In other words, the image reconstructed from the projection data in all directions represents the average shape of the moving heart, and is close to the final reconstructed image, so it is possible to obtain a high-quality image even if the number of repeated calculations is small. is obtained.

Although the embodiments have been described in detail above, the image processing method and apparatus of the present invention can be implemented not only in computer tomography apparatuses but also in image measurement and the like that require similar image processing. It can be implemented using either modified software or a node.

〔Effect of the invention〕

According to the present invention, when reconstructing an image by the successive approximation method]7
, high-quality images can be obtained quickly without unnecessary division.

Further, according to the first embodiment, it is possible to reconstruct uniformly high-quality images without performing unnecessary processing, regardless of the characteristics of the tomographic plane that differs depending on the body part to be imaged or the individual.

Further, an example of the effect of the second embodiment is shown in FIG. 7. Figure 7 shows the initial value fO(x,
y) shows how the R, M, and S (Root Mean SquBre) errors change when using a uniform image and an FBP reconstructed image. When using FBP reconstructed images, R,, M, and S suddenly increase.

(This shows that the difference decreases.) When the FBP reconstructed image is used as the initial value in %, the effect of reducing the error value is remarkable when the number of repetitions is small as shown in the figure.

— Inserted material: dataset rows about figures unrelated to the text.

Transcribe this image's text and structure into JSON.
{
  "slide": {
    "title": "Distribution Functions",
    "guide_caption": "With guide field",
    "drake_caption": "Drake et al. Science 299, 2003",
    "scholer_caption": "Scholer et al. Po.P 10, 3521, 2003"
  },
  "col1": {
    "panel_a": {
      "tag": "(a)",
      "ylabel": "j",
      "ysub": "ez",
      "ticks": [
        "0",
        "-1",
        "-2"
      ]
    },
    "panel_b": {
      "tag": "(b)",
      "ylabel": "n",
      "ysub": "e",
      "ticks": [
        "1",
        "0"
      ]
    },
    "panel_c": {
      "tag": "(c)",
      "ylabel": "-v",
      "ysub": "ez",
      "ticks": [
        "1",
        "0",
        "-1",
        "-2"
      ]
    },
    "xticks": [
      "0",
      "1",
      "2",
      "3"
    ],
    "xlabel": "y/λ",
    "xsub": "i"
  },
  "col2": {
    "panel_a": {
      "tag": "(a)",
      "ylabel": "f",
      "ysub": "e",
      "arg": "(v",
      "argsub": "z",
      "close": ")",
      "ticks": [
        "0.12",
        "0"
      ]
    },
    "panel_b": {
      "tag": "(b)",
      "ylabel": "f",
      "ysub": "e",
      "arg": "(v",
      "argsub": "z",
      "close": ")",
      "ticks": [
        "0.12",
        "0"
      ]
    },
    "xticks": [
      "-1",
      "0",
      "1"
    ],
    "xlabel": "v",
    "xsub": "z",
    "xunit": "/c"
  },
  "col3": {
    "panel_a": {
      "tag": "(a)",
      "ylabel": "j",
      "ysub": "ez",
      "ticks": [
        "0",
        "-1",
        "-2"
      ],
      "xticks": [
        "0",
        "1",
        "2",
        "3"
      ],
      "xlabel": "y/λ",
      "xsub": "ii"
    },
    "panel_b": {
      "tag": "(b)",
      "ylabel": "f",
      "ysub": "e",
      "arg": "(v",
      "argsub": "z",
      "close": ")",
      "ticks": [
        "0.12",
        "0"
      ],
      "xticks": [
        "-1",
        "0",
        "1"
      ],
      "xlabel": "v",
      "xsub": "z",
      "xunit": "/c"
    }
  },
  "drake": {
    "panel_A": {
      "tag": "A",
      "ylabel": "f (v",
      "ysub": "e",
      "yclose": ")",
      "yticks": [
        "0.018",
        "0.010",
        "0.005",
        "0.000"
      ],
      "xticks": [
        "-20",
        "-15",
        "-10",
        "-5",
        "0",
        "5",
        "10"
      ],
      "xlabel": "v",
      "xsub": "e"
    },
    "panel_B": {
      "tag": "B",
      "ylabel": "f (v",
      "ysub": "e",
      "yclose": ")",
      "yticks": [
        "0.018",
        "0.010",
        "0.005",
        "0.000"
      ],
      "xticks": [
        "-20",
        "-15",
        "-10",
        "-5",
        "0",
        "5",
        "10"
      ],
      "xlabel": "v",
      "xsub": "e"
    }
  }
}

XR, M, S, difference fij: density f ij of pixel (i, j) of fan dome
: Density f of pixel (i, j) of corrected image 9 : Average S of pixel density in area S : Circular area of fan 1

[Brief explanation of drawings]

FIG. 1 is a block diagram of an image display device according to the present invention;
Figure 2 is an explanatory diagram showing the principle of general reconstruction operations;
The figure is a block 70-diagram showing the reconstruction calculation procedure of the successive approximation method according to the present invention, FIG. 4 is a flowchart showing the processing procedure of the present invention, and FIG. 5 is a block diagram of an image display device according to the second embodiment of the present invention. A configuration diagram, FIG. 6 is a waveform diagram showing the relationship between projection data and electrocardiogram synchronization in the second embodiment,
FIG. 7 is a graph showing a specific example of the effect of the second embodiment.

Claims (1)

[Claims] 1. An image processing method for configuring an image using a successive approximation method, which includes the steps of: collecting image data; obtaining an image modification amount from the image data and the image to be constructed; An image processing method in which the hourly rate is to include the steps of modifying the image to be constructed based on the amount of image modification, and sequentially evaluating the modified image to be constructed. 2. Increasing the initial value and filtering. Using an image constructed by a corrected back projection method f: Claim 1 characterized in
Image processing method described in section. 3. means for detecting images showing the state of the subject during operation from a plurality of directions; means for obtaining a synchronization signal matching the operating cycle of the subject; and images detected from the plurality of directions using the synchronization signal; An image processing apparatus characterized by comprising: means for synthesizing the same periodic portions of by a successive approximation method; and means for using an image constructed by a filtered back projection method as an initial value of the successive approximation method.